On-device processing, Private Cloud Compute, and privacy
Apple is keeping its existing privacy structure. Apple Intelligence continues to run on Apple devices and through Private Cloud Compute, the system Apple introduced in 2024 for handling requests that need server-side computing. Apple says user data is only used to carry out the immediate request and is not accessible to Apple or third parties, and that outside experts can verify those guarantees at any time.
The cloud side runs on Google’s infrastructure as part of the agreement. For the most advanced requests, Apple uses Google servers built on Nvidia’s Blackwell B200 data center chips, with Nvidia’s confidential computing feature encrypting data while it is processed.

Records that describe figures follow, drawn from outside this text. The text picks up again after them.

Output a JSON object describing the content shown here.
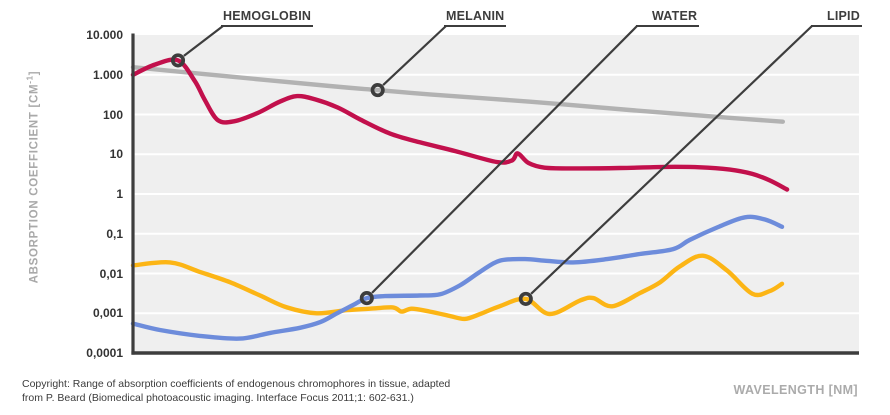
{
  "chart_data": {
    "type": "line",
    "title": "",
    "xlabel": "WAVELENGTH [NM]",
    "ylabel": "ABSORPTION COEFFICIENT [CM-1]",
    "ylabel_parts": {
      "main": "ABSORPTION COEFFICIENT [CM",
      "sup": "-1",
      "end": "]"
    },
    "x_axis": {
      "note": "no numeric tick labels shown in figure; x values below are fractions 0-1 of axis width",
      "unit": "nm"
    },
    "y_axis": {
      "scale": "log",
      "ylim": [
        0.0001,
        10000
      ],
      "tick_labels": [
        "10.000",
        "1.000",
        "100",
        "10",
        "1",
        "0,1",
        "0,01",
        "0,001",
        "0,0001"
      ]
    },
    "grid": "horizontal white lines at each decade",
    "legend": "inline labels with diagonal leader lines to ring markers",
    "series": [
      {
        "name": "HEMOGLOBIN",
        "color": "#c2104c",
        "points": [
          [
            0.0,
            1000
          ],
          [
            0.03,
            1800
          ],
          [
            0.062,
            2300
          ],
          [
            0.085,
            700
          ],
          [
            0.099,
            230
          ],
          [
            0.117,
            72
          ],
          [
            0.14,
            68
          ],
          [
            0.172,
            110
          ],
          [
            0.202,
            210
          ],
          [
            0.226,
            290
          ],
          [
            0.251,
            240
          ],
          [
            0.282,
            150
          ],
          [
            0.313,
            75
          ],
          [
            0.354,
            33
          ],
          [
            0.395,
            20
          ],
          [
            0.444,
            12
          ],
          [
            0.501,
            6.4
          ],
          [
            0.522,
            7.0
          ],
          [
            0.53,
            10.5
          ],
          [
            0.545,
            6.0
          ],
          [
            0.567,
            4.6
          ],
          [
            0.602,
            4.4
          ],
          [
            0.671,
            4.5
          ],
          [
            0.733,
            4.8
          ],
          [
            0.781,
            4.7
          ],
          [
            0.822,
            4.1
          ],
          [
            0.853,
            3.2
          ],
          [
            0.877,
            2.2
          ],
          [
            0.901,
            1.3
          ]
        ]
      },
      {
        "name": "MELANIN",
        "color": "#b2b2b2",
        "points": [
          [
            0.0,
            1550
          ],
          [
            0.134,
            900
          ],
          [
            0.271,
            520
          ],
          [
            0.337,
            410
          ],
          [
            0.409,
            320
          ],
          [
            0.547,
            210
          ],
          [
            0.684,
            130
          ],
          [
            0.795,
            90
          ],
          [
            0.895,
            66
          ]
        ]
      },
      {
        "name": "WATER",
        "color": "#6d8cdb",
        "points": [
          [
            0.0,
            0.00055
          ],
          [
            0.037,
            0.00038
          ],
          [
            0.092,
            0.00027
          ],
          [
            0.147,
            0.00023
          ],
          [
            0.189,
            0.00032
          ],
          [
            0.23,
            0.00043
          ],
          [
            0.258,
            0.0006
          ],
          [
            0.281,
            0.001
          ],
          [
            0.303,
            0.0016
          ],
          [
            0.322,
            0.0024
          ],
          [
            0.347,
            0.0027
          ],
          [
            0.395,
            0.0028
          ],
          [
            0.423,
            0.003
          ],
          [
            0.45,
            0.005
          ],
          [
            0.478,
            0.011
          ],
          [
            0.505,
            0.021
          ],
          [
            0.54,
            0.023
          ],
          [
            0.567,
            0.021
          ],
          [
            0.606,
            0.019
          ],
          [
            0.653,
            0.023
          ],
          [
            0.698,
            0.031
          ],
          [
            0.744,
            0.041
          ],
          [
            0.767,
            0.07
          ],
          [
            0.806,
            0.148
          ],
          [
            0.843,
            0.26
          ],
          [
            0.87,
            0.23
          ],
          [
            0.894,
            0.15
          ]
        ]
      },
      {
        "name": "LIPID",
        "color": "#fcb515",
        "points": [
          [
            0.0,
            0.016
          ],
          [
            0.051,
            0.019
          ],
          [
            0.092,
            0.011
          ],
          [
            0.134,
            0.006
          ],
          [
            0.175,
            0.0028
          ],
          [
            0.212,
            0.0014
          ],
          [
            0.253,
            0.001
          ],
          [
            0.295,
            0.0012
          ],
          [
            0.326,
            0.0013
          ],
          [
            0.358,
            0.0014
          ],
          [
            0.37,
            0.0011
          ],
          [
            0.384,
            0.0013
          ],
          [
            0.409,
            0.0011
          ],
          [
            0.437,
            0.00085
          ],
          [
            0.457,
            0.00072
          ],
          [
            0.478,
            0.00095
          ],
          [
            0.505,
            0.0015
          ],
          [
            0.541,
            0.0023
          ],
          [
            0.574,
            0.00096
          ],
          [
            0.616,
            0.0021
          ],
          [
            0.634,
            0.0024
          ],
          [
            0.66,
            0.0015
          ],
          [
            0.698,
            0.0032
          ],
          [
            0.726,
            0.006
          ],
          [
            0.753,
            0.015
          ],
          [
            0.785,
            0.028
          ],
          [
            0.818,
            0.012
          ],
          [
            0.853,
            0.0031
          ],
          [
            0.877,
            0.0036
          ],
          [
            0.894,
            0.0055
          ]
        ]
      }
    ],
    "annotations": [
      {
        "id": "hemoglobin",
        "label": "HEMOGLOBIN",
        "series": "HEMOGLOBIN",
        "x": 0.062,
        "value": 2300
      },
      {
        "id": "melanin",
        "label": "MELANIN",
        "series": "MELANIN",
        "x": 0.337,
        "value": 410
      },
      {
        "id": "water",
        "label": "WATER",
        "series": "WATER",
        "x": 0.322,
        "value": 0.0024
      },
      {
        "id": "lipid",
        "label": "LIPID",
        "series": "LIPID",
        "x": 0.541,
        "value": 0.0023
      }
    ]
  },
  "footer": {
    "line1": "Copyright: Range of absorption coefficients of endogenous chromophores in tissue, adapted",
    "line2": "from P. Beard (Biomedical photoacoustic imaging. Interface Focus 2011;1: 602-631.)"
  },
  "colors": {
    "axis": "#3d3d3d",
    "plot_background": "#efefef",
    "gridline": "#ffffff",
    "tick_text": "#333333",
    "muted_label": "#ababab",
    "footer_text": "#3b3b3b",
    "leader_and_marker": "#3d3d3d"
  }
}
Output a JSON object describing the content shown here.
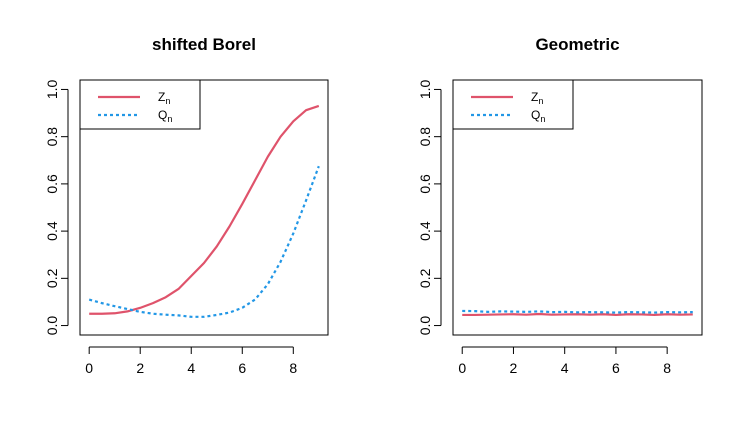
{
  "chart_data": [
    {
      "type": "line",
      "title": "shifted Borel",
      "xlabel": "",
      "ylabel": "",
      "xlim": [
        -0.36,
        9.36
      ],
      "ylim": [
        -0.04,
        1.04
      ],
      "xticks": [
        "0",
        "2",
        "4",
        "6",
        "8"
      ],
      "yticks": [
        "0.0",
        "0.2",
        "0.4",
        "0.6",
        "0.8",
        "1.0"
      ],
      "grid": false,
      "legend_position": "top-left",
      "x": [
        0,
        0.5,
        1,
        1.5,
        2,
        2.5,
        3,
        3.5,
        4,
        4.5,
        5,
        5.5,
        6,
        6.5,
        7,
        7.5,
        8,
        8.5,
        9
      ],
      "series": [
        {
          "name": "Z",
          "name_sub": "n",
          "color": "#DF536B",
          "dash": "solid",
          "values": [
            0.05,
            0.05,
            0.052,
            0.06,
            0.075,
            0.095,
            0.12,
            0.155,
            0.21,
            0.265,
            0.335,
            0.42,
            0.515,
            0.615,
            0.715,
            0.8,
            0.865,
            0.912,
            0.93
          ]
        },
        {
          "name": "Q",
          "name_sub": "n",
          "color": "#2297E6",
          "dash": "dotted",
          "values": [
            0.11,
            0.095,
            0.082,
            0.07,
            0.058,
            0.05,
            0.046,
            0.043,
            0.037,
            0.037,
            0.045,
            0.055,
            0.075,
            0.11,
            0.175,
            0.27,
            0.39,
            0.53,
            0.675
          ]
        }
      ]
    },
    {
      "type": "line",
      "title": "Geometric",
      "xlabel": "",
      "ylabel": "",
      "xlim": [
        -0.36,
        9.36
      ],
      "ylim": [
        -0.04,
        1.04
      ],
      "xticks": [
        "0",
        "2",
        "4",
        "6",
        "8"
      ],
      "yticks": [
        "0.0",
        "0.2",
        "0.4",
        "0.6",
        "0.8",
        "1.0"
      ],
      "grid": false,
      "legend_position": "top-left",
      "x": [
        0,
        0.5,
        1,
        1.5,
        2,
        2.5,
        3,
        3.5,
        4,
        4.5,
        5,
        5.5,
        6,
        6.5,
        7,
        7.5,
        8,
        8.5,
        9
      ],
      "series": [
        {
          "name": "Z",
          "name_sub": "n",
          "color": "#DF536B",
          "dash": "solid",
          "values": [
            0.045,
            0.045,
            0.046,
            0.047,
            0.048,
            0.046,
            0.049,
            0.046,
            0.047,
            0.048,
            0.046,
            0.048,
            0.045,
            0.048,
            0.047,
            0.045,
            0.048,
            0.046,
            0.047
          ]
        },
        {
          "name": "Q",
          "name_sub": "n",
          "color": "#2297E6",
          "dash": "dotted",
          "values": [
            0.062,
            0.061,
            0.058,
            0.06,
            0.059,
            0.058,
            0.06,
            0.057,
            0.058,
            0.056,
            0.057,
            0.056,
            0.055,
            0.057,
            0.056,
            0.055,
            0.057,
            0.056,
            0.057
          ]
        }
      ]
    }
  ]
}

Apple tried to run the new Siri model on its own Private Cloud Compute hardware first, but the model ran too slowly in testing, which pushed the heavier workloads to Google’s servers.
Note: Apple contrasted its approach with competitors it described as “racing forward” without regard for users, reiterating that on-device processing and Private Cloud Compute remain the foundation of the system.
The Apple–Google deal terms
The architecture is the product of a partnership announced earlier in the year. The key terms are below.
| Term | Detail |
|---|---|
| Structure | Multi-year and non-exclusive. |
| Foundation | Apple Foundation Models based on Google’s Gemini models and cloud technology. |
| Reported cost | About $1 billion annually for access to Google’s AI technology (not officially confirmed). |
| Model scale | Gemini’s roughly 1.2-trillion-parameter model, far larger than Apple’s earlier on-device foundation model. |
| OpenAI relationship | Unchanged; ChatGPT remains an optional integration for complex queries. |
Because the deal is non-exclusive, Apple keeps the option to work with other providers later. That flexibility also matters against the backdrop of antitrust pressure on Google, where a December 2025 ruling limited exclusive default agreements between the two companies.
What it means for Siri
Siri is the most visible reason for the change. The more personalized Siri Apple promised at WWDC 2024, with personal context awareness, on-screen intelligence, and in-app actions, slipped repeatedly through 2025. The Gemini-based models are meant to deliver the contextual understanding and reasoning those features require.
From your side, the experience is designed to still feel like Apple. The interface, privacy protections, and ecosystem integration stay the same, and Google’s models work behind the scenes rather than as a visible Gemini app. The real test will be whether the upgraded Siri finally handles complex, multi-step requests reliably across Apple’s devices.